- Associated Press - Thursday, May 1, 2014

KANSAS CITY, Mo. (AP) - The Kansas City zoo is offering a new program to manage free admission days after the offer proved too popular, prompting overcrowding, fights and gunfire on one day in March.

Zoo officials plan to mail a postcard to every household in Jackson and Clay counties that will allow them to choose one free day to visit the zoo in July, September or November this year. The residents will have four days to choose - on Monday through Thursday - rather than just one set day in the designated months, The Kansas City Star reported (http://bit.ly/1hW3EoD ).

Residents in the two counties were promised four free admission days each year after they approved a one-eighth cent sales tax to support the zoo in 2011. The promotion drew too many people, leading to fights and gunfire on March 18 when about 19,000 people showed up. On another free day in 2013, similar problems occurred when more than 29,000 visited the zoo.

Clay County Commission chairwoman Pam Mason, who heads the zoo’s tax district commission, said the new policy is only for the rest of 2014 and will be re-evaluated after officials see how it works. The zoo also will be increasing staff and will invest more in surveillance cameras, she said.

“We’ll see how it works,” Mason said Wednesday. “I do believe it’s definitely a step in the right direction.”

A spokeswoman for Kansas City Mayor Sly James said Wednesday that he considers the new policy “a good balance between ensuring public safety and promoting an outstanding public amenity.”

Zoo director Randy Wisthoff said the program could increase the number of people taking advantage of free days but those crowds will be reduced on any given day.

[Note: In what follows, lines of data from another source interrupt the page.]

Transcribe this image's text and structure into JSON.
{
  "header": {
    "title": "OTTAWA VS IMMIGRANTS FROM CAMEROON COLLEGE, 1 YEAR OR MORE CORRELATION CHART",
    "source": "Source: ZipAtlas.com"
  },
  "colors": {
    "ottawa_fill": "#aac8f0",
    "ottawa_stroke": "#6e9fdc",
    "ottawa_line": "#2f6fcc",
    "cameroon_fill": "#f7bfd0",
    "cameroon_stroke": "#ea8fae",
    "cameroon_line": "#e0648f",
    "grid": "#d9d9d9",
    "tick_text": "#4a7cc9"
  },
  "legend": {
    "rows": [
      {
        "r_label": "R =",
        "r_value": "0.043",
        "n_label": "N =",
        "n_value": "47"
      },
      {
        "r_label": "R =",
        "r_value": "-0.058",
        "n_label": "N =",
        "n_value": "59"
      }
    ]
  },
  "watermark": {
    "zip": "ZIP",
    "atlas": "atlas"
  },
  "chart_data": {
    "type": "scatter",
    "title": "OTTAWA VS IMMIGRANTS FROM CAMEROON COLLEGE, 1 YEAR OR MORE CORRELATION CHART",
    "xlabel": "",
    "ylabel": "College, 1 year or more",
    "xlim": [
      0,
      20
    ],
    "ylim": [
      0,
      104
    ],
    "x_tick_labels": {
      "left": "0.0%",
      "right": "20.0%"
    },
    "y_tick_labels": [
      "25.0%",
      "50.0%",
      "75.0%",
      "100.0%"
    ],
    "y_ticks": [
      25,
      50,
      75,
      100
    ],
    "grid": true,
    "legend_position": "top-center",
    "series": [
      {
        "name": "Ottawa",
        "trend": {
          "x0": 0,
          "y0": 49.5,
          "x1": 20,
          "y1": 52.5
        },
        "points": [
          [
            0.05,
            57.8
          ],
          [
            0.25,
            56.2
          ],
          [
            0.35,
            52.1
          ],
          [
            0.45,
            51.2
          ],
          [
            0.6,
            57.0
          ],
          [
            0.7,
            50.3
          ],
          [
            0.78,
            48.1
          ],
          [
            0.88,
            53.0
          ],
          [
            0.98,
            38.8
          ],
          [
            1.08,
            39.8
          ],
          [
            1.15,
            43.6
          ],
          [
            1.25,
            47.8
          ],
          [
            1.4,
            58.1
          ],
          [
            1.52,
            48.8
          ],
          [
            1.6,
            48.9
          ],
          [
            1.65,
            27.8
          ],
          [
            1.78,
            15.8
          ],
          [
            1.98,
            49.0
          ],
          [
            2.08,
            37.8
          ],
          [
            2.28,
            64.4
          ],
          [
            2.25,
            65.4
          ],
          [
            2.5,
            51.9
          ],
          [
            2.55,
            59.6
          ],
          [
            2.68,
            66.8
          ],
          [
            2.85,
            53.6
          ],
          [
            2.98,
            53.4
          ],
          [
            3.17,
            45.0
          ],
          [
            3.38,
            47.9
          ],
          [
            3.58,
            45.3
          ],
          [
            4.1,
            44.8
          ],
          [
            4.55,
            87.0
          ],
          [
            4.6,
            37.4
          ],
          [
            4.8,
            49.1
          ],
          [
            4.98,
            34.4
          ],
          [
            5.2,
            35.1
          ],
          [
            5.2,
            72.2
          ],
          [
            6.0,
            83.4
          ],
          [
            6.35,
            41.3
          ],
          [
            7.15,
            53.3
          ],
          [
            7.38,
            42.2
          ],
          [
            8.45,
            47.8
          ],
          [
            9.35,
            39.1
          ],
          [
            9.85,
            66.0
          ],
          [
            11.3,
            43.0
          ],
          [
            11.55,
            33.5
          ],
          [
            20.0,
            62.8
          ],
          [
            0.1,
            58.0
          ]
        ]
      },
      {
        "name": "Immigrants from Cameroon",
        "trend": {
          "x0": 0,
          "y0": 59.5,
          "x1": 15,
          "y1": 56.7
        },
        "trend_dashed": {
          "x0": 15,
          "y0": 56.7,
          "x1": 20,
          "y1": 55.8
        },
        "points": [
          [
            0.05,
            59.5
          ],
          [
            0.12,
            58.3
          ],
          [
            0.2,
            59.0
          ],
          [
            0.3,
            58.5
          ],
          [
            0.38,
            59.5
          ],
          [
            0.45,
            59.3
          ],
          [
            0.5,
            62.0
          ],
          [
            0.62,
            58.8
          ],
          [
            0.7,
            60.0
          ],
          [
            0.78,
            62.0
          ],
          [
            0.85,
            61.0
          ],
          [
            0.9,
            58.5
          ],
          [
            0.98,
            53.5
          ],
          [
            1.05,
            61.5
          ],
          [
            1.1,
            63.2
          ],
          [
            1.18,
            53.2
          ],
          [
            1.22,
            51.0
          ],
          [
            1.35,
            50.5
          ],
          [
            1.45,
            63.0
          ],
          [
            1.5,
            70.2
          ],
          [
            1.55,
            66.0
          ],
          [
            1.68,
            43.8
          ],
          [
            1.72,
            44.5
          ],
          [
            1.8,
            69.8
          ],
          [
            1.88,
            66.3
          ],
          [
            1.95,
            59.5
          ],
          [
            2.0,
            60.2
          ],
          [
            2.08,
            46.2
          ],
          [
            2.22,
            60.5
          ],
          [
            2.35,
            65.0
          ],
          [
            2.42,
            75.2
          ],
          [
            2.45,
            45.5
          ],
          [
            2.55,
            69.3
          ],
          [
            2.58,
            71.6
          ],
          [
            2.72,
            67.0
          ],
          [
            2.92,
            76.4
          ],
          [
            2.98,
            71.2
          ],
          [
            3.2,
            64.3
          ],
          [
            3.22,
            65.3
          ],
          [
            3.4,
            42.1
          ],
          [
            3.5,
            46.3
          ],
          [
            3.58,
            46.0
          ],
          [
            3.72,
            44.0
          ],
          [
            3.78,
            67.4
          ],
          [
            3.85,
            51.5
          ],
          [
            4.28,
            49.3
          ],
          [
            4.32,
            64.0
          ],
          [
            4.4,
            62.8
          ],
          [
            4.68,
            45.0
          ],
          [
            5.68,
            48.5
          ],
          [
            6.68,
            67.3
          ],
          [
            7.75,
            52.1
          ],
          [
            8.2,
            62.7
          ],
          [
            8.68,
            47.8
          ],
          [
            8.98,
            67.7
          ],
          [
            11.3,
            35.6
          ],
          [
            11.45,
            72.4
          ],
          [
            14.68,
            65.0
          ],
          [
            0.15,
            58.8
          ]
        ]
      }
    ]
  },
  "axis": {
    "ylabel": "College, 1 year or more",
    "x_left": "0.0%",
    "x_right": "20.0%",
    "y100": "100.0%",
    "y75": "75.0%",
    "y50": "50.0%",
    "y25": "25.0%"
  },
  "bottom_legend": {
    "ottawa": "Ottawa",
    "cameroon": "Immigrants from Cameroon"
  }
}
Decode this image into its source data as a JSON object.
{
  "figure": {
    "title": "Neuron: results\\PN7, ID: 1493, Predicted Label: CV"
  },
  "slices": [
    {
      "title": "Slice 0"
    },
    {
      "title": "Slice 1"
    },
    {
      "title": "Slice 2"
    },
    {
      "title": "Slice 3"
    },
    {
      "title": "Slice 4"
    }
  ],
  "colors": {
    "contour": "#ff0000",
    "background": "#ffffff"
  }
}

“If you get too many people in any environment, it’s not as much fun,” Wisthoff said. “Once we get over the 10,000 mark, it starts to put stress and strain on the operation. Trying to keep those crowds down to more manageable numbers will be a better experience for everybody.”

It will cost the zoo district $75,000 to $80,000 to send postcards to about 380,000 households in Jackson and Clay counties. But Wisthoff said it’s a relatively small expense to fulfill a promise made to voters who created a tax district that generates as much as $12 million a year for the zoo.